I gotta believe there's a way that once we "structure" something - like a Calendar Events, Resumes, Recipes or Reviews - we SHOULD be able to express and subscribe to these micro-content?formats - via EITHER RSS 1.0 or RSS 2.0.

OK - get it?? BRIDGE BETWEEN BOTH RSS 1.0 & RSS 2.0.? That's what we want.? BOTH!

Source:Marc's Voice: We want BOTH RSS 1.0 & RSS 2.0!

So, it looks like this RSS-Data thing is gaining momentum and demos, so I'm guessing that it's going to become one of the thing us rock-bangers will have to contend with at some point or another in tinkering with things in syndication and interoperability. I have my misgivings about it, which mostly center around the issue of schema.

See, the goal of RSS-Data, as I understand it, is to bridge raw data from one programming environment to another, and package it up to be syndicated within RSS feeds for which an existing infrastructure already exists. So, it's "easy". Just throw your data structures at a library, which serializes them into some magic XML. At the receiving end, another library, written possibly in a different language altogether, transliterates the magic XML into local idiomatic data structures. You never think much about XML, nor does the consumer of your data.

But... we're still talking about structures here. Whether they're represented by XML tags, RDF triples, RDF/XML serialization, or hashtables and arrays-- there's still a structure involved. From whence did it come?

About RSS-Data, Roger Benningfield writes, "...I don't need to work up a schema...", which is literally true. He goes on to write, "I take an existing data structure, and plug it into a syndication feed. That's it."

From where did this "existing data structure" originate? For my examples, I used an existing schema from the Amazon web services. Where'd you get yours?

I'd guess that you got it from somewhere in the bowels of your scripts, a hash or rough structure once limited to intra- or inter- module data exchange, but now pressed into service as a unit of interoperation. I wouldn't expect that you'd put much specific effort toward making this data structure particularly concise or friendly for interoperation. This might not be a big deal for now. And anyway, why bother with it? That's not the philosophy with this tech, as far as I understand it. The idea, is that hopefully this data structure is already good enough for sharing. And, luckily enough, this is sometimes the case.

On the other hand, maybe you're sitting down to come up with a new data structure for sharing, from scratch. During this activity, I imagine that you'll be mulling over what goes where, what's contained by what, what this hash or dictionary key means versus that one. You'll likely be deciding whether to use a string here, or a date time here, and you'll likely have some idea about ranges of values for various things. This is a bit more abstract an activity than you may have gone through, were you simply creating an internal data structure for your app. In this case, you'd likely be thinking more about the data in and of itself, rather than the specific needs of your app and its API. In my opinion, this is a bit better for sharing.

But, how's your documentation? Will I be able to reliably accept data from your application by just looking at a write-up or a rough spec? Will I have to walk through your source code to reverse engineer general usage? Will I have to examine RSS-Data dumps to come up with a rough approximation of what to expect from your data structure? If this is a data structure plucked from the depths of your script, who knows? If this structure was designed specifically for sharing, I hope that you've documented as you go along.

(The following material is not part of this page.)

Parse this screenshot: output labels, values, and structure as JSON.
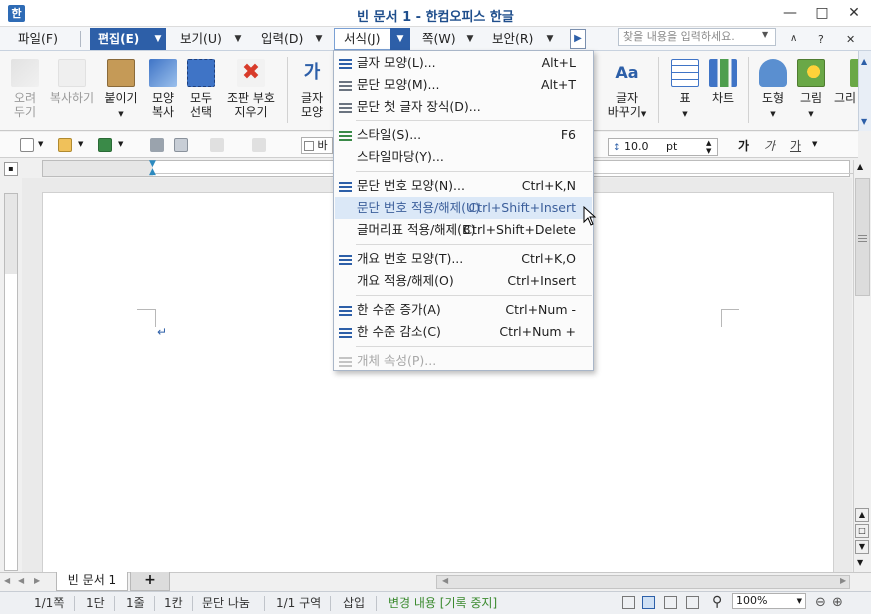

What RSS-Data makes me worry about is an abundance of fuzzy, adhoc structures for interchange that no one ever quite documents well enough because they're too busy hacking along and pushing things out the door. Maybe they'll be good enough, given discipline and thoughtfulness, but then maybe they'll end up in a mess. But, just like many scripting languages, there are no facilities in RSS-Data currently to either require or even merely encourage clean and documented interchange structures.

This is a code-first-schema-later approach: The schema stems, eventually, from general usage and tradition, and if we're lucky, from documentation. If the people hacking on the project have discipline and are thoughtful, this documentation will be well maintained, and changes well communicated. It can be a train-wreck, but it doesn't have to be.

On the other hand, we can circle back to that Amazon Web Services schema I used in my previous examples. This technology, XML Schema, represents the opposite approach: schema-first-code-later. In coming up with such a schema, I think still think about information and data structures just as I would while hacking on a script and thinking about a native data structure for sharing. It's just that, with this approach, I'm doing things in a different order and front-loading the thinking.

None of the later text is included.